"The well-below-inflation cap on public sector pay rises, following on from a two-year pay freeze and while asking public servants to pay another 3.2% in pension contributions and work longer, is inflammatory and unbelievable.
"This is a cruel slap in the face for public servants from a Chancellor living on another planet."
Planet Osborne is indeed a bleak place. If the BBC's Frozen Planet is "a world beyond imagination" then so is Planet Osborne it's beyond imagination that the Chancellor could have such contempt for the public sector and those who work in it that he would announce such measures. The lives of the 'ordinary' people doing extraordinary and essential work for the country seem beyond the imagination of a man who has lived a wealthy and privileged life and experienced little, if anything, beyond the rarefied and cocooned corridors of power, and doesn't seem to know the meaning of the word fairness.

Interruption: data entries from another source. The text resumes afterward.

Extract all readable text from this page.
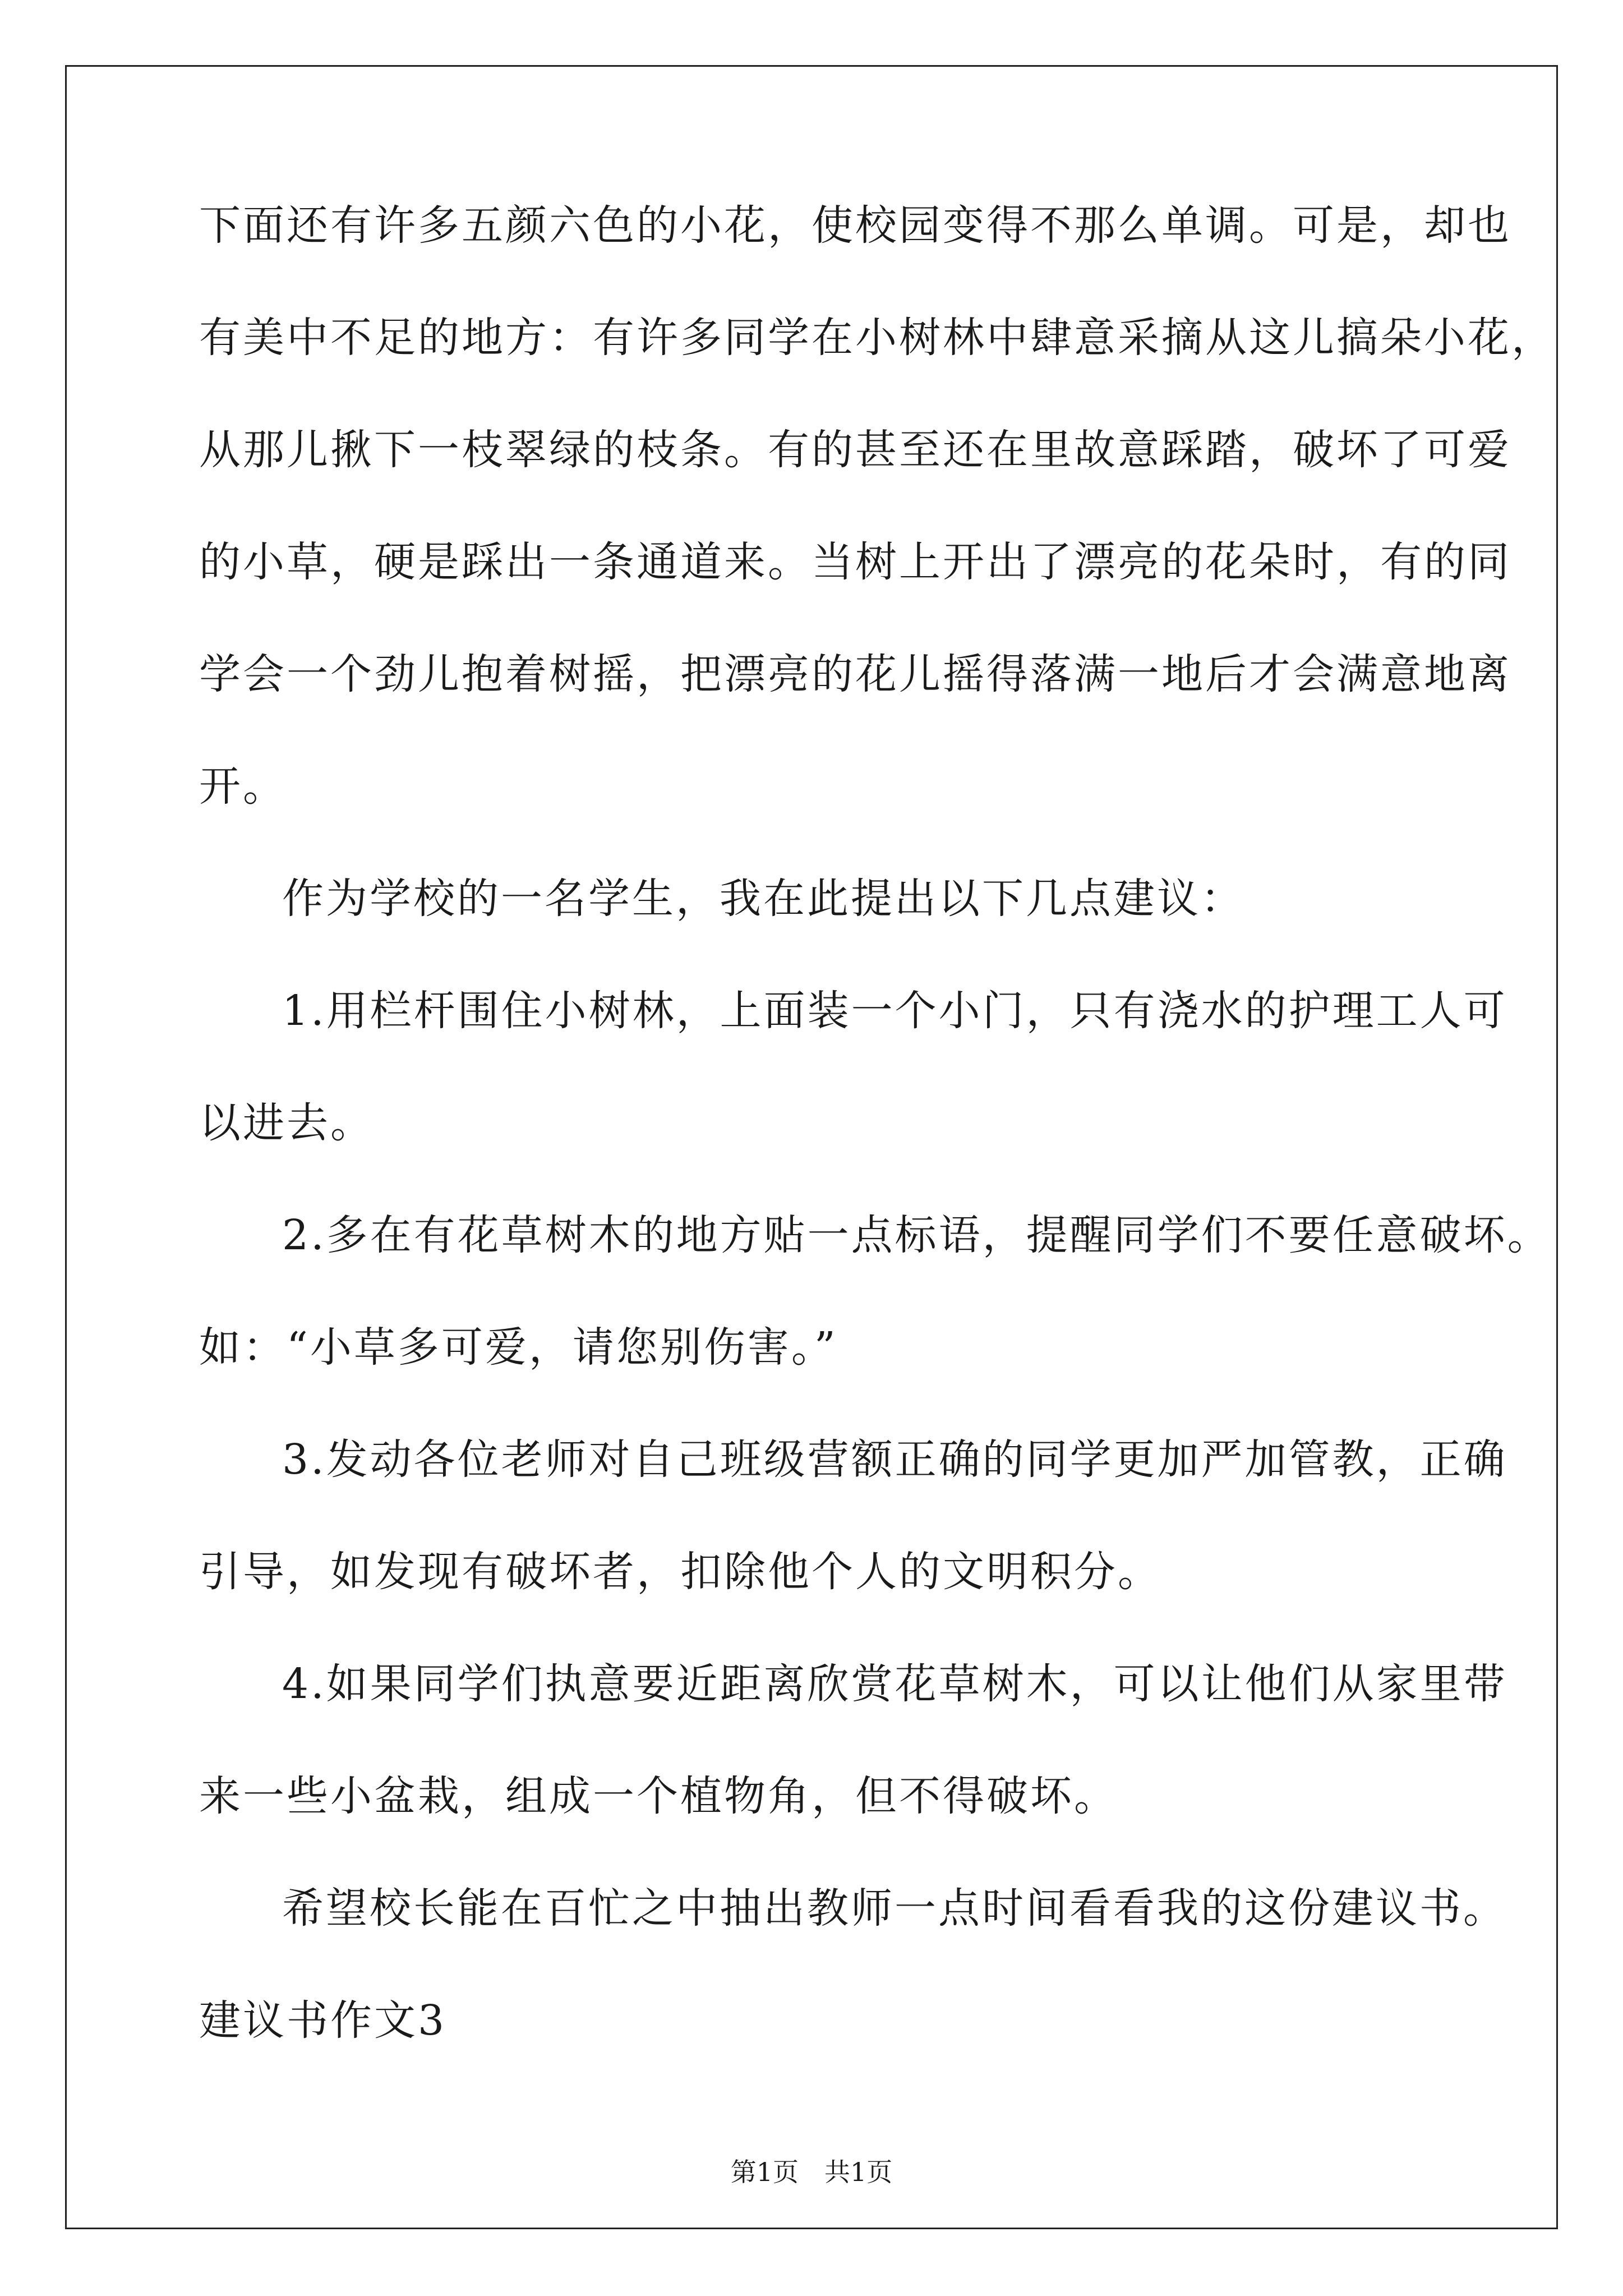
下面还有许多五颜六色的小花，使校园变得不那么单调。可是，却也
有美中不足的地方：有许多同学在小树林中肆意采摘从这儿搞朵小花，
从那儿揪下一枝翠绿的枝条。有的甚至还在里故意踩踏，破坏了可爱
的小草，硬是踩出一条通道来。当树上开出了漂亮的花朵时，有的同
学会一个劲儿抱着树摇，把漂亮的花儿摇得落满一地后才会满意地离
开。
作为学校的一名学生，我在此提出以下几点建议：
1.用栏杆围住小树林，上面装一个小门，只有浇水的护理工人可
以进去。
2.多在有花草树木的地方贴一点标语，提醒同学们不要任意破坏。
如：“小草多可爱，请您别伤害。”
3.发动各位老师对自己班级营额正确的同学更加严加管教，正确
引导，如发现有破坏者，扣除他个人的文明积分。
4.如果同学们执意要近距离欣赏花草树木，可以让他们从家里带
来一些小盆栽，组成一个植物角，但不得破坏。
希望校长能在百忙之中抽出教师一点时间看看我的这份建议书。
建议书作文3
第1页　共1页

Without our public services, this country would collapse children and students would not be educated, early years children would not be cared for while their parents go out to work, vital research would not take place, rubbish would fill the streets, the roads would decay, fires would burn, the sick would not be treated To provide those services, you need people, and people need pay, and decent pay that recognises their qualifications, training and the difficulty and challenges of the work that they do.
Sheltered in the Palace of Westminster from the icy blasts of the world around him, the Chancellor has set out a stark and bleak vision for those people.
In the future on Planet Osborne, those who provide our public services face ongoing cuts in their standards of living as below-inflation caps on pay rises follow a two-year pay freeze. Like the penguins, huddled against the cold, watching the sun disappearing below the horizon as the seemingly-endless darkness of a long winter approaches, public and private sector employees face the prospect of their distant retirement becoming even more distant, while the luck few 'top executives' continue to enjoy comfortable pay rises and the bankers who nearly ruined the country continue to line their nests without repaying the country what they owe it.
As for young people, just starting out, many burdened with student debt, what a future they face with fewer jobs available as the older generation retire later, less job security , a country where progress has gone into reverse, a country run by lobby-fodder MPs who promise the electorate one thing but do another in order to gain or retain power (remember no rises to tuition fees and VAT), rather than represent the interests of their constituents, regional pay rates that would harmful and divisive and discourage movement to more deprived or isolated areas of the country.…
In a time of economic crisis, shouldn't we get our priorities right? Rather than reducing employee rights back into the Victorian era, shouldn't we be emulating the success of the successful and highly regulated Germany?
Rather than spending billions fighting proxy wars on behalf of oversees regimes, wouldn't it be better to invest in our public services and make them the envy of the world? Shouldn't we be the world's educator rather than the world's policeman?